First published on MSDN on Dec 15, 2007
As I wrote in my
previous post
, complex XML documents will produce multiple outputs when you're using the XML Source adapter. Most of the time it will be easier to pre-process your source file with XSLT to de-normalize it a bit. Reducing the number of outputs greatly simplifies your data flow.
Let's take the same XML document I used in the last example:
<extract date="2007-12-05">
<counters>
<counter category="dispatcher" name="server1">
<runtime>6</runtime>
<queue>3</queue>
<maxrequest>8</maxrequest>
<color>blue</color>
<host>
<name>svo2555</name>
<path>\\dispatcher</path>
<lastaccessed>2007-02-03</lastaccessed>
</host>
</counter>
<counter category="gateway" name="server1">
<runtime>1</runtime>
<queue>10</queue>
<maxrequest>10</maxrequest>
<color>purple</color>
<host>
<name>svo2555</name>
<path>\\gateway</path>
<lastaccessed>2007-02-03</lastaccessed>
</host>
</counter>
</counters>
</extract>
We want to flatten this out a bit using an XSL transform like this one (forgive my novice XSLT skills):
<xsl:stylesheet version="1.0" xmlns:xsl="
http://www.w3.org/1999/XSL/Transform">
<xsl:output method="xml" indent="yes"/>
<xsl:template match="/extract">
<xsl:variable name="extractDate" select="/extract/@date" />
<counters>
<xsl:for-each select="counters/counter">
<counter>
<extractDate><xsl:value-of select="$extractDate"/></extractDate>
<category><xsl:value-of select="@category"/></category>
<name><xsl:value-of select="@name"/></name>
<runtime><xsl:value-of select="runtime"/></runtime>
<queue><xsl:value-of select="queue"/></queue>
<maxrequest><xsl:value-of select="maxrequest"/></maxrequest>
<color><xsl:value-of select="color"/></color>
<hostName><xsl:value-of select="host/name"/></hostName>
<path><xsl:value-of select="host/path"/></path>
<lastaccessed><xsl:value-of select="host/lastaccessed"/></lastaccessed>
</counter>
</xsl:for-each>
</counters>
</xsl:template>
</xsl:stylesheet>
We'll apply the transform with an XML Task.
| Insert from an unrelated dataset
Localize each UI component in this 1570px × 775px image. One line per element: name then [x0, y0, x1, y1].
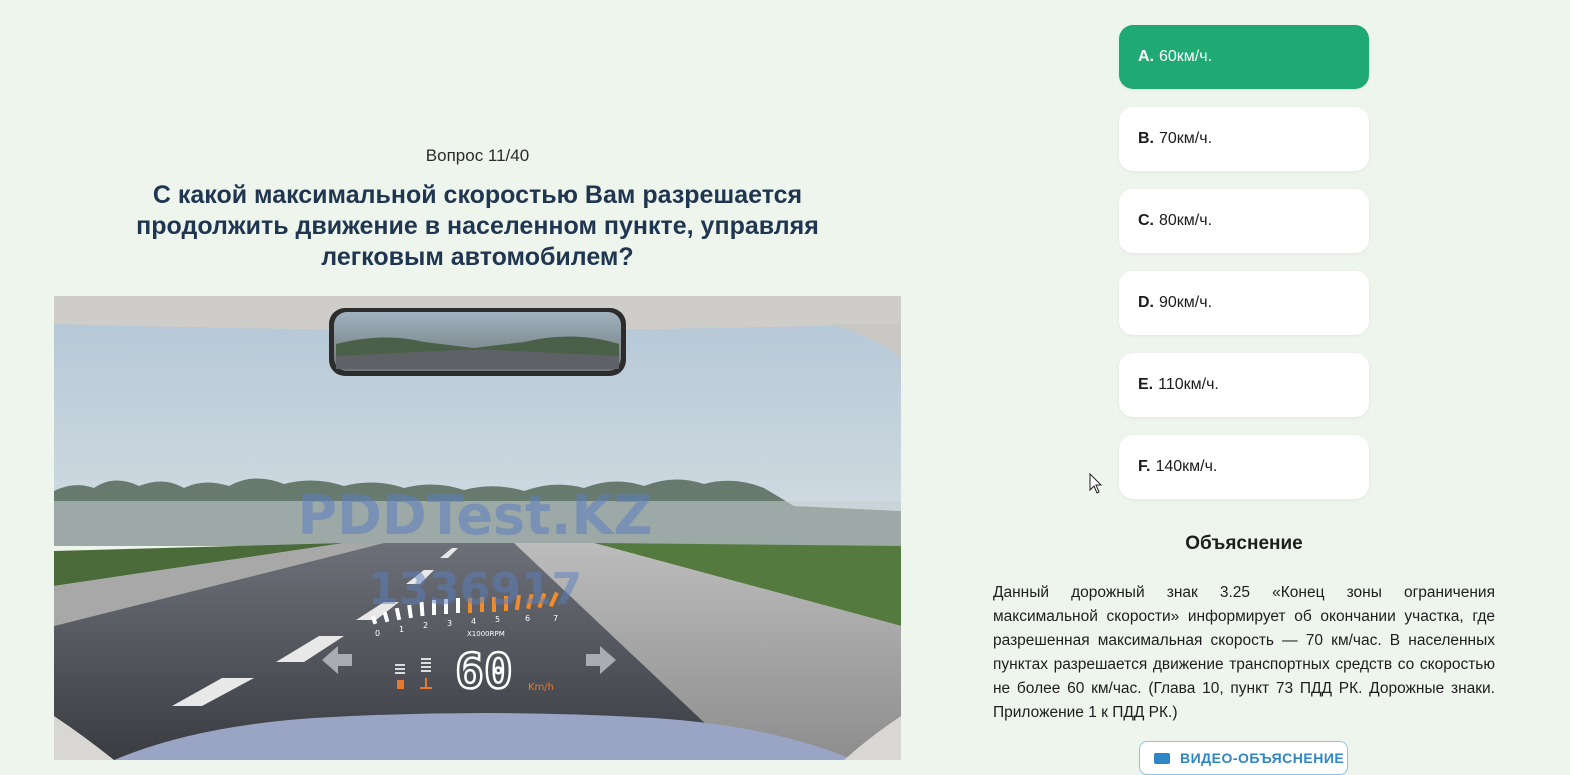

Add one to your package, and open the editor. You'll want to change the Operation Type property to XSLT, set SaveOperationResult to true, and set all of the file connections.
Note, the Source should be your XML source document and the SecondOperand is your XSLT document.
The processed XML looks like this:
<?xml version="1.0" encoding="utf-8"?>
<counters>
<counter>
<extractDate>2007-12-05</extractDate>
<category>dispatcher</category>
<name>server1</name>
<runtime>6</runtime>
<queue>3</queue>
<maxrequest>8</maxrequest>
<color>blue</color>
<hostName>svo2555</hostName>
<path>\\dispatcher</path>
<lastaccessed>2007-02-03</lastaccessed>
</counter>
<counter>
<extractDate>2007-12-05</extractDate>
<category>gateway</category>
<name>server1</name>
<runtime>1</runtime>
<queue>10</queue>
<maxrequest>10</maxrequest>
<color>purple</color>
<hostName>svo2555</hostName>
<path>\\gateway</path>
<lastaccessed>2007-02-03</lastaccessed>
</counter>
</counters>
Add a Data Flow Task, and setup your XML source to use the processed XML document. You'll need to update/regenerate the schema for your document to account for the new format. Notice there is now only one output to deal with.